Anyway, as you can expect, I feel awful. I feel like a horrible mom, not only because my kid is being such a bully, but because I know how upsetting it can be went your kid gets picked on. (Wait. Actually, I don't. Caitie has pretty much always been the aggressor. I can imagine though.)
So I left the meeting feeling frustrated and upset, and apologizing to everyone in site.
Just a moment ago one ofthe MOMS club members called me. She wanted to let me know that she could see how upset I was. She reminded me that Caitie is a really sweet, curious child, whom every adores. She reminded me that I'm a great mom. And she reminded me that this will pass, that lots of kids do it, and that I'm doing the "right thing" when I deal with her aggression. Mind you, this is the mom of one of the kids that Caitie has been habitually picking on.

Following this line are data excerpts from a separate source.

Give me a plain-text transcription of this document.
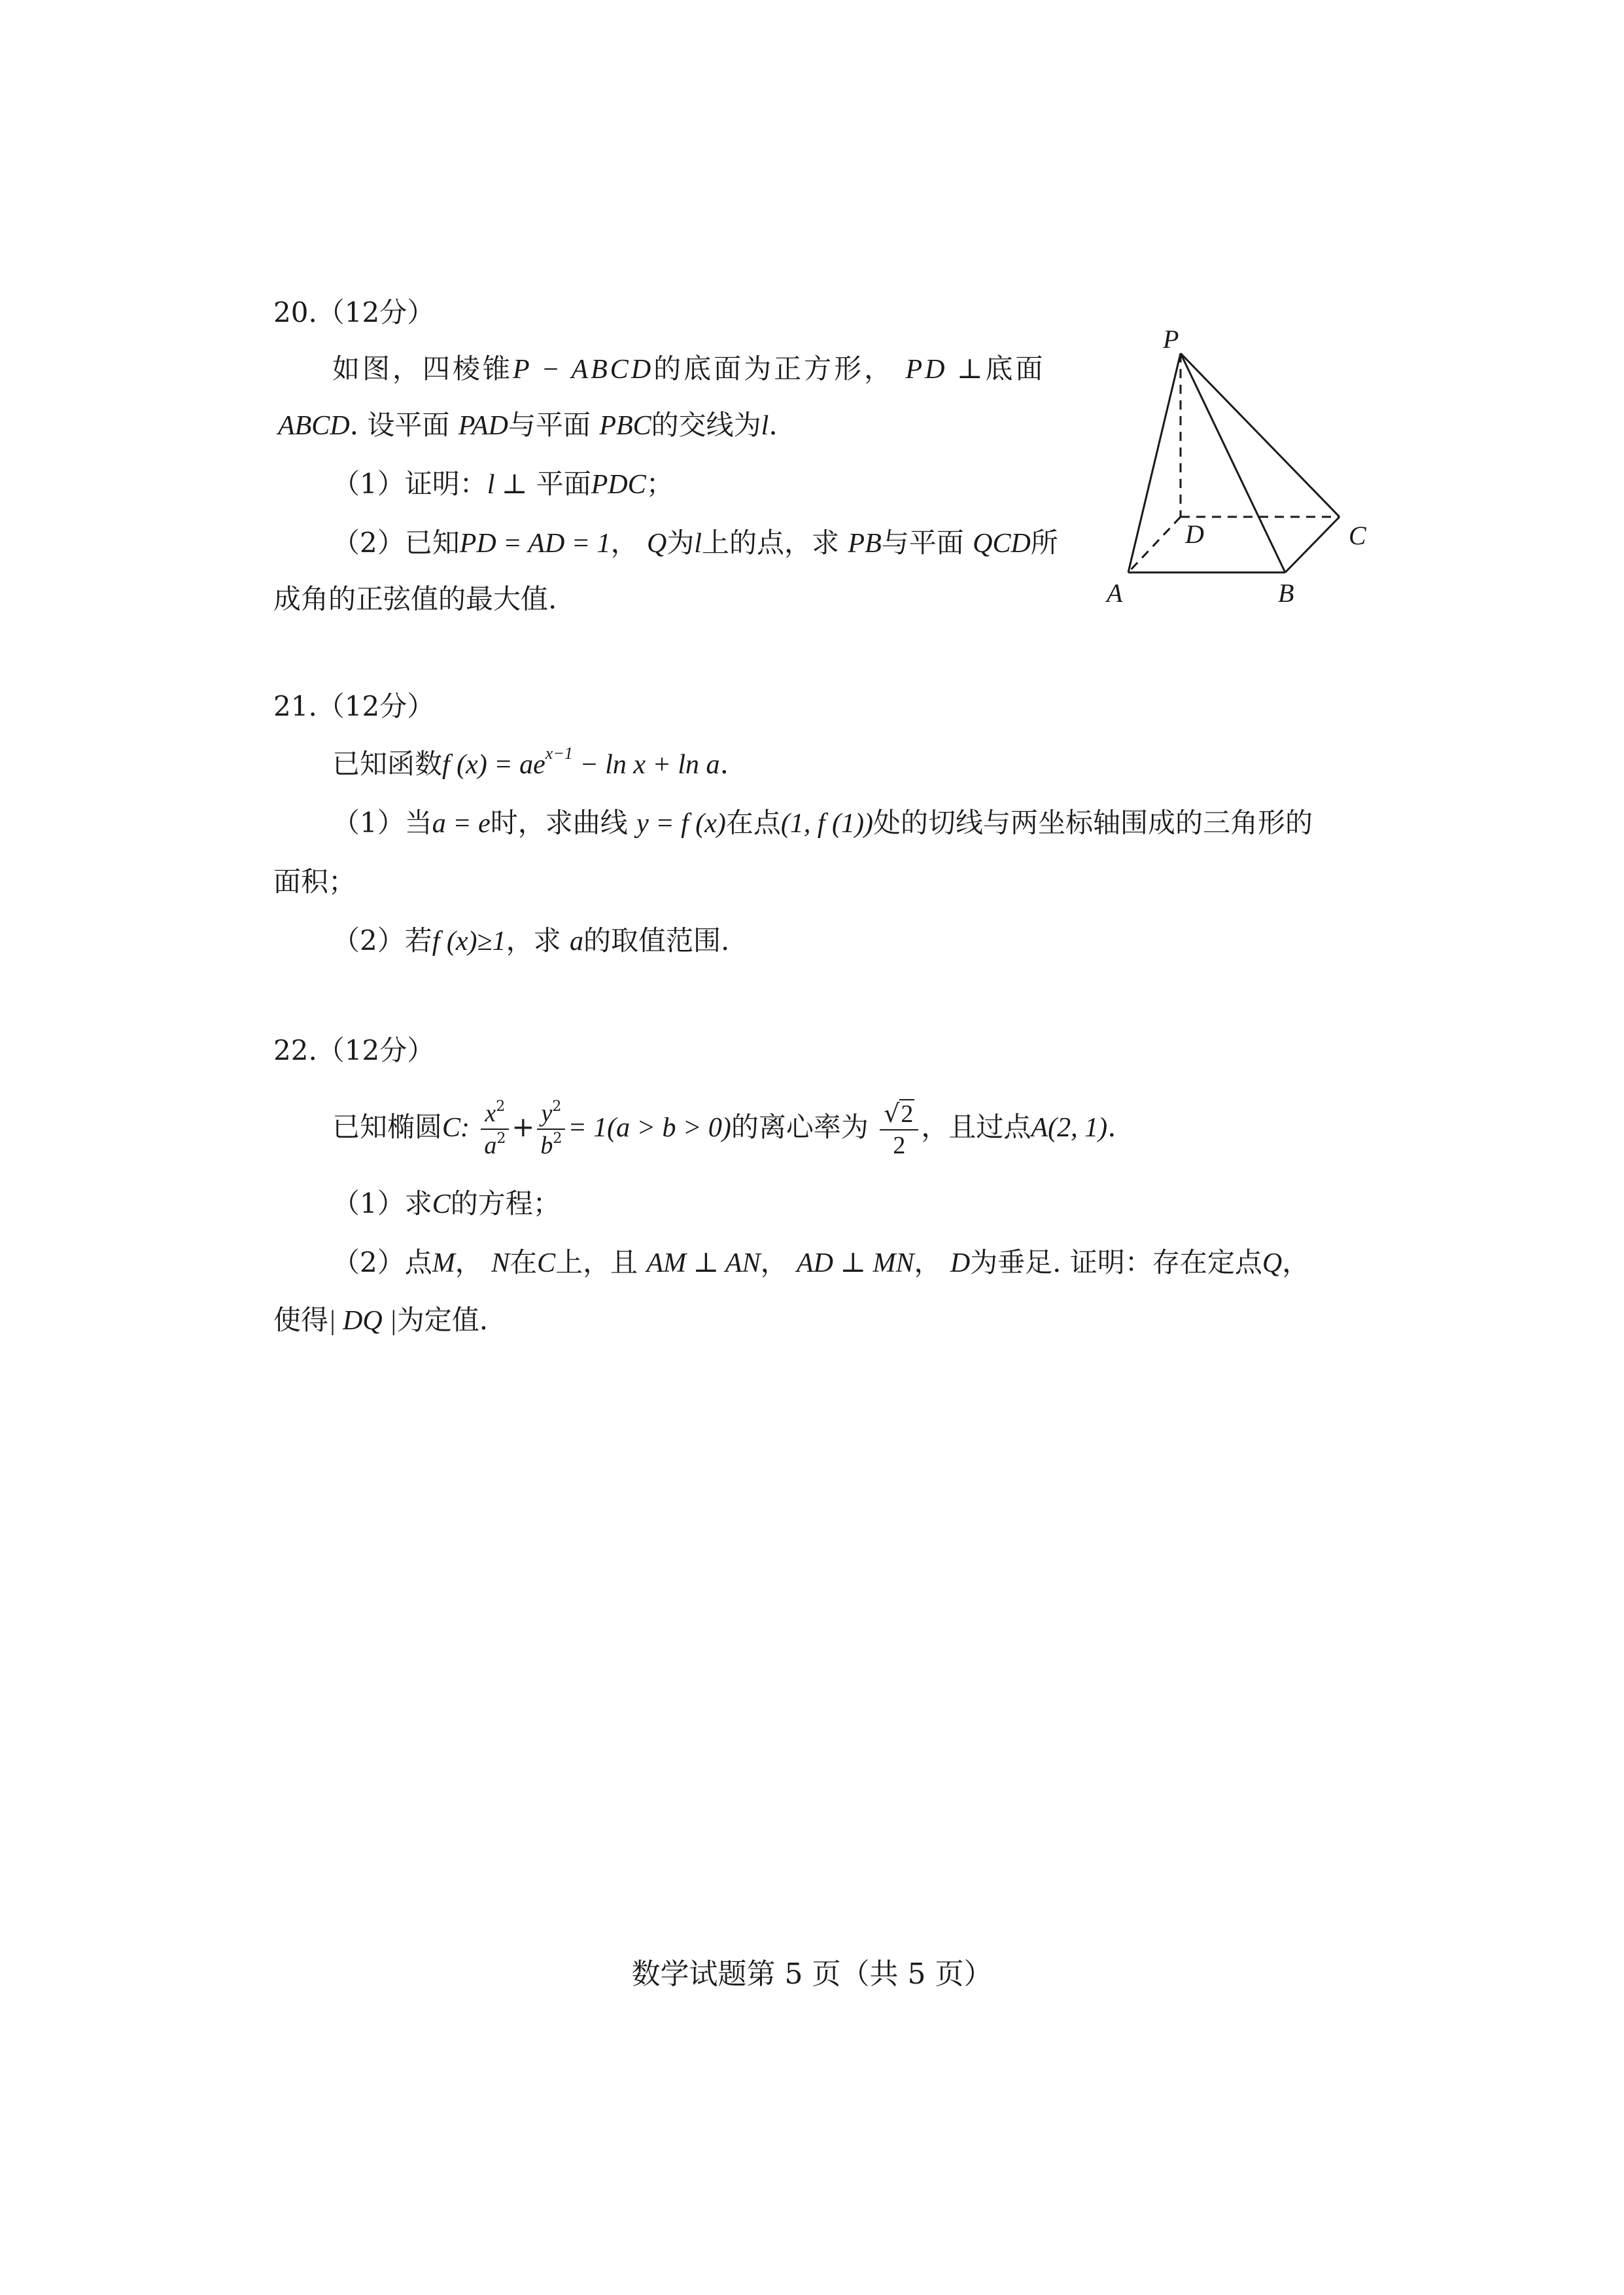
20.（12分）
如图，四棱锥P − ABCD的底面为正方形， PD ⊥底面
ABCD. 设平面 PAD与平面 PBC的交线为l.
（1）证明：l ⊥ 平面PDC；
（2）已知PD = AD = 1， Q为l上的点，求 PB与平面 QCD所
成角的正弦值的最大值.
P
D	C
A	B
21.（12分）
已知函数f $(x) = ae^{x-1} - \ln x + \ln a$.
（1）当a = e时，求曲线 y = f (x)在点(1, f (1))处的切线与两坐标轴围成的三角形的
面积；
（2）若f (x)≥1，求 a的取值范围.
22.（12分）
已知椭圆C: $\frac{x^2}{a^2} + \frac{y^2}{b^2} = 1(a > b > 0)$的离心率为 $\frac{√2}{2}$ ，且过点A(2, 1).
（1）求C的方程；
（2）点M， N在C上，且 AM ⊥ AN， AD ⊥ MN， D为垂足. 证明：存在定点Q，
使得| DQ |为定值.
数学试题第 5 页（共 5 页）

I can't even tell you how much that meant. I mean, we aren't really very close. And for her to call out of the blue like that really meant a lot. Thinking about it actually, the support of another friend, who's son has also been one of Caitie's favorites, has been really great too. I figure if they can be understanding, then I can too... and not wig out on my daughter or myself.
Ok. Now I'm crying.
So I just wanted to share that. I want to be like that mom. I want us all to be like that mom. This is my mental note to reach out more often to others.